I'm not the only one who has experienced an ex-flame haunting the present. It's always awkward, right? You'll feel a mixture of resentment and embarrassment in this occurence. Also, your head will then entertain a series of "what-if" scenarios and endless reel of playbacks about bad times in the relationship.
However, it goes the same with situations where you wanted "out" but are trapped in the other person's need for a so-called closure. I write this because I recently experienced this exact thing. I just let him think what he wants to think and let him say what he wanted to say, just to get it over with. And I thought it was only women who need closure. I guess I was wrong then. Hehe.

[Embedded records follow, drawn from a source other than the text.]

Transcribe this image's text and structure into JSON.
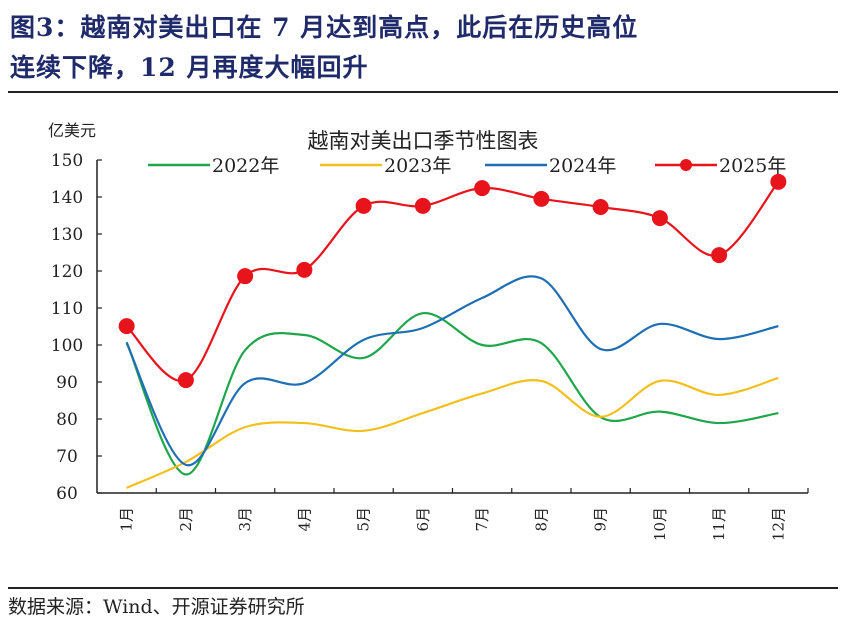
{
  "figure": {
    "title_line1": "图3：越南对美出口在 7 月达到高点，此后在历史高位",
    "title_line2": "连续下降，12 月再度大幅回升",
    "source": "数据来源：Wind、开源证券研究所"
  },
  "chart_data": {
    "type": "line",
    "title": "越南对美出口季节性图表",
    "ylabel": "亿美元",
    "xlabel": "",
    "categories": [
      "1月",
      "2月",
      "3月",
      "4月",
      "5月",
      "6月",
      "7月",
      "8月",
      "9月",
      "10月",
      "11月",
      "12月"
    ],
    "ylim": [
      60,
      150
    ],
    "yticks": [
      60,
      70,
      80,
      90,
      100,
      110,
      120,
      130,
      140,
      150
    ],
    "grid": false,
    "legend": "top",
    "series": [
      {
        "name": "2022年",
        "color": "#1fa64a",
        "markers": false,
        "values": [
          100.8,
          65,
          98.6,
          102.7,
          96.5,
          108.6,
          100,
          100.5,
          80.5,
          82,
          78.9,
          81.6
        ]
      },
      {
        "name": "2023年",
        "color": "#f2c01e",
        "markers": false,
        "values": [
          61.4,
          68.4,
          77.8,
          78.9,
          76.8,
          81.6,
          86.9,
          90.3,
          80.6,
          90.3,
          86.5,
          91.1
        ]
      },
      {
        "name": "2024年",
        "color": "#1f6fb5",
        "markers": false,
        "values": [
          100.5,
          67.6,
          89.7,
          89.7,
          101.4,
          104.6,
          112.7,
          118,
          98.9,
          105.7,
          101.6,
          105.1
        ]
      },
      {
        "name": "2025年",
        "color": "#e8141c",
        "markers": true,
        "values": [
          105.1,
          90.5,
          118.6,
          120.3,
          137.6,
          137.6,
          142.4,
          139.5,
          137.3,
          134.3,
          124.3,
          144.1
        ]
      }
    ]
  }
}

I'm not gonna bore you with all the details. I just found it funny because he sounded like the wounded party during the conversation when in reality he was the one who did the leaving and disappearing, I mean, he said he was still bitter about it and had the audacity to be angry even after being such a jerk and an asshole in ending things with me! Hahaha. He was the one who chose to end it, on my birthday, mind you! Anyway, I was hurt and angry for a while but I realized that I really didn't want to be with him, anyway. That's why I almost married someone else after that [which didn't work out either! Teeheehee.].
Anyhoo, my message to the guy: "get over yourself! I've moved on several times over, you should, too! I don't really care if you really did love me. It's irrelevant now."
Now, I've learned that once dropped, I'd rather not pick it up again no matter how much they claim that love can be sweeter the second time around. That cliche didn't turn out to be real for me. Yea, it's a been there, done that kind of thing. It's good to note, though, that I'm referring to the second try with my first love. Now that was a huge mistake! Hahaha. Oh, well. The past is where it should be, anyway.
To all the ex-flames, good riddance, I'd say.